"This picture of him isn’t understood," says Cook. "I thought the [Walter] Isaacson book did him a tremendous disservice. It was just a rehash of a bunch of stuff that had already been written, and focused on small parts of his personality. You get the feeling that [Steve’s] a greedy, selfish egomaniac. It didn’t capture the person. The person I read about there is somebody I would never have wanted to work with over all this time. Life is too short.
"Steve cared," Cook continues. "He cared deeply about things. Yes, he was very passionate about things, and he wanted things to be perfect. And that was what was great about him. A lot of people mistook that passion for arrogance. He wasn’t a saint. I’m not saying that. None of us are. But it’s emphatically untrue that he wasn’t a great human being, and that is totally not understood.

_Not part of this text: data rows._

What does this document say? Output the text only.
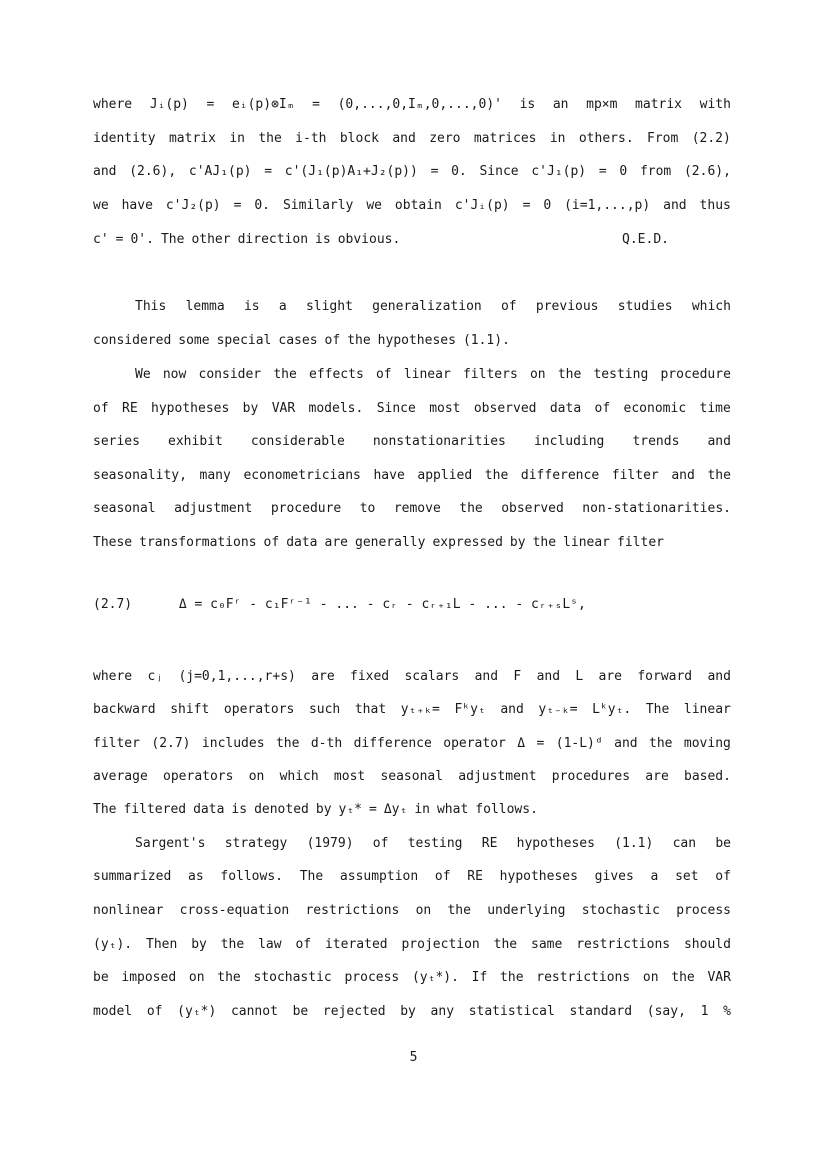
where Jᵢ(p) = eᵢ(p)⊗Iₘ = (0,...,0,Iₘ,0,...,0)' is an mp×m matrix with
identity matrix in the i-th block and zero matrices in others. From (2.2)
and (2.6), c'AJ₁(p) = c'(J₁(p)A₁+J₂(p)) = 0. Since c'J₁(p) = 0 from (2.6),
we have c'J₂(p) = 0. Similarly we obtain c'Jᵢ(p) = 0 (i=1,...,p) and thus
c' = 0'. The other direction is obvious.	Q.E.D.
This lemma is a slight generalization of previous studies which
considered some special cases of the hypotheses (1.1).
We now consider the effects of linear filters on the testing procedure
of RE hypotheses by VAR models. Since most observed data of economic time
series exhibit considerable nonstationarities including trends and
seasonality, many econometricians have applied the difference filter and the
seasonal adjustment procedure to remove the observed non-stationarities.
These transformations of data are generally expressed by the linear filter
where cⱼ (j=0,1,...,r+s) are fixed scalars and F and L are forward and
backward shift operators such that yₜ₊ₖ= Fᵏyₜ and yₜ₋ₖ= Lᵏyₜ. The linear
filter (2.7) includes the d-th difference operator Δ = (1-L)ᵈ and the moving
average operators on which most seasonal adjustment procedures are based.
The filtered data is denoted by yₜ* = Δyₜ in what follows.
Sargent's strategy (1979) of testing RE hypotheses (1.1) can be
summarized as follows. The assumption of RE hypotheses gives a set of
nonlinear cross-equation restrictions on the underlying stochastic process
(yₜ). Then by the law of iterated projection the same restrictions should
be imposed on the stochastic process (yₜ*). If the restrictions on the VAR
model of (yₜ*) cannot be rejected by any statistical standard (say, 1 %
(2.7)	Δ = c₀Fʳ - c₁Fʳ⁻¹ - ... - cᵣ - cᵣ₊₁L - ... - cᵣ₊ₛLˢ,
5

"The Steve that I met in early ’98 was brash and confident and passionate and all of those things. But there was a soft side of him as well, and that soft side became a larger portion of him over the next 13 years. You’d see that show up in different ways. There were different employees and spouses here that had health issues, and he would go out of his way to turn heaven and earth to make sure they had proper medical attention. He did that in a major way, not in a minor, ‘Call me and get back to me if you need my help’ kind of way.

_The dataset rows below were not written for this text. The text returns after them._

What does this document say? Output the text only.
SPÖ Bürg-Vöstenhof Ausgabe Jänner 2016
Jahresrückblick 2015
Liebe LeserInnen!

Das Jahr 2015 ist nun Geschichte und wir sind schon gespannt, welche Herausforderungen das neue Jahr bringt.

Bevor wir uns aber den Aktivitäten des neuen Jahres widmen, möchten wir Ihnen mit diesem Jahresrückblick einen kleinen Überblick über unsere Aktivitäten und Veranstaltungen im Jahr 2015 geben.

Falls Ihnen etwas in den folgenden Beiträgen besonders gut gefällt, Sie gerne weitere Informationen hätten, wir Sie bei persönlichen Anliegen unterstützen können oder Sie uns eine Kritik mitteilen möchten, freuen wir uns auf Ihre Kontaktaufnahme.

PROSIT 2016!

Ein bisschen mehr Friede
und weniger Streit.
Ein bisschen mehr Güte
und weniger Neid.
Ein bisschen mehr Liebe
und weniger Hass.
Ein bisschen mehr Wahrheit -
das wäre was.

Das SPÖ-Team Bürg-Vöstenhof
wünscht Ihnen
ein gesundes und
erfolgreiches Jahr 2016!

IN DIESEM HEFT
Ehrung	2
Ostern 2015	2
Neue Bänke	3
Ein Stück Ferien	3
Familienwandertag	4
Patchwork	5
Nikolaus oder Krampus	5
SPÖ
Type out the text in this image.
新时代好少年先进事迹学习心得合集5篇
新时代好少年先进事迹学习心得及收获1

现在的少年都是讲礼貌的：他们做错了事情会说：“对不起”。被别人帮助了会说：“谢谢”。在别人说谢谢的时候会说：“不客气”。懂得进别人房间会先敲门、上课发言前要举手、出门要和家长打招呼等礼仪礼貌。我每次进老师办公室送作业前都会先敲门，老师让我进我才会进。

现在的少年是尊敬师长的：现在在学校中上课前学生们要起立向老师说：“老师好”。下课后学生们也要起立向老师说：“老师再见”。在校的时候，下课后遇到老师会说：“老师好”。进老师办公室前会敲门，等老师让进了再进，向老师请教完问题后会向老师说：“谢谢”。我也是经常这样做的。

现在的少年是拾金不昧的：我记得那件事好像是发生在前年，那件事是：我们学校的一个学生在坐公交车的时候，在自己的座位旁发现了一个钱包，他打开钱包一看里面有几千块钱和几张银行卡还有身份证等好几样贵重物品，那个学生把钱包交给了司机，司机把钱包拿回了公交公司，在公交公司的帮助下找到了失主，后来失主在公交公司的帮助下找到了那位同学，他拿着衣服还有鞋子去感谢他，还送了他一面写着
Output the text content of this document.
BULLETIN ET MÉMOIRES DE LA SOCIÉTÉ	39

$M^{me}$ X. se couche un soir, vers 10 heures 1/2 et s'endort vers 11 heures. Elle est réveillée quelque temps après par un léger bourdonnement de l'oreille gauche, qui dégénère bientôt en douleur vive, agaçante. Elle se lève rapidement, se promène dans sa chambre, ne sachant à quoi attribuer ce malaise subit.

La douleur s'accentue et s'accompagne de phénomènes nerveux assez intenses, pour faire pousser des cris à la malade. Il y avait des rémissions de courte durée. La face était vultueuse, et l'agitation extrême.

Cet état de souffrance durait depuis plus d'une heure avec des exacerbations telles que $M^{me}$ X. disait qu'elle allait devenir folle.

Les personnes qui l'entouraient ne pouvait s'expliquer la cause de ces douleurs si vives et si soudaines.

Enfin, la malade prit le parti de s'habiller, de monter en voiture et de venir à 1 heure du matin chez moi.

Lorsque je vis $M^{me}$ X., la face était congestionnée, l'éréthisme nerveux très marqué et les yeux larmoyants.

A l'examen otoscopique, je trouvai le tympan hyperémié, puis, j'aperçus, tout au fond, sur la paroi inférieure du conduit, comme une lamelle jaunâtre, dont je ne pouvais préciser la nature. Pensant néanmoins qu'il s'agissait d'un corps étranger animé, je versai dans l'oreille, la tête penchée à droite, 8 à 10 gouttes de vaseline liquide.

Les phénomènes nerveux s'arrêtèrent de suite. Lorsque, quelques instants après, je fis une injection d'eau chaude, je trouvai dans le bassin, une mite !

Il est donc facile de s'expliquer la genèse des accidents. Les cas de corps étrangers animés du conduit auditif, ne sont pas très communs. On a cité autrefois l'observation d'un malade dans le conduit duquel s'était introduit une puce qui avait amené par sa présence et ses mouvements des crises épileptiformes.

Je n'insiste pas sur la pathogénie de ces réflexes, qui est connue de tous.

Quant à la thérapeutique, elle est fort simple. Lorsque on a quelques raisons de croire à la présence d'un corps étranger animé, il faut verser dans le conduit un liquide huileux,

"He had the courage to admit he was wrong, and to change, a quality which many people at that level, who have accomplished that much, lack. You don’t see many people at that level who will change directions even though they should. He wasn’t beholden to anything except a set of core values. Anything else he could walk away from. He could do it faster than anyone I’d ever seen before. It was an absolute gift. He always changed. Steve had this ability to go through a learning curve quickly, more quickly than anybody I’ve known, about such a wide variety of things.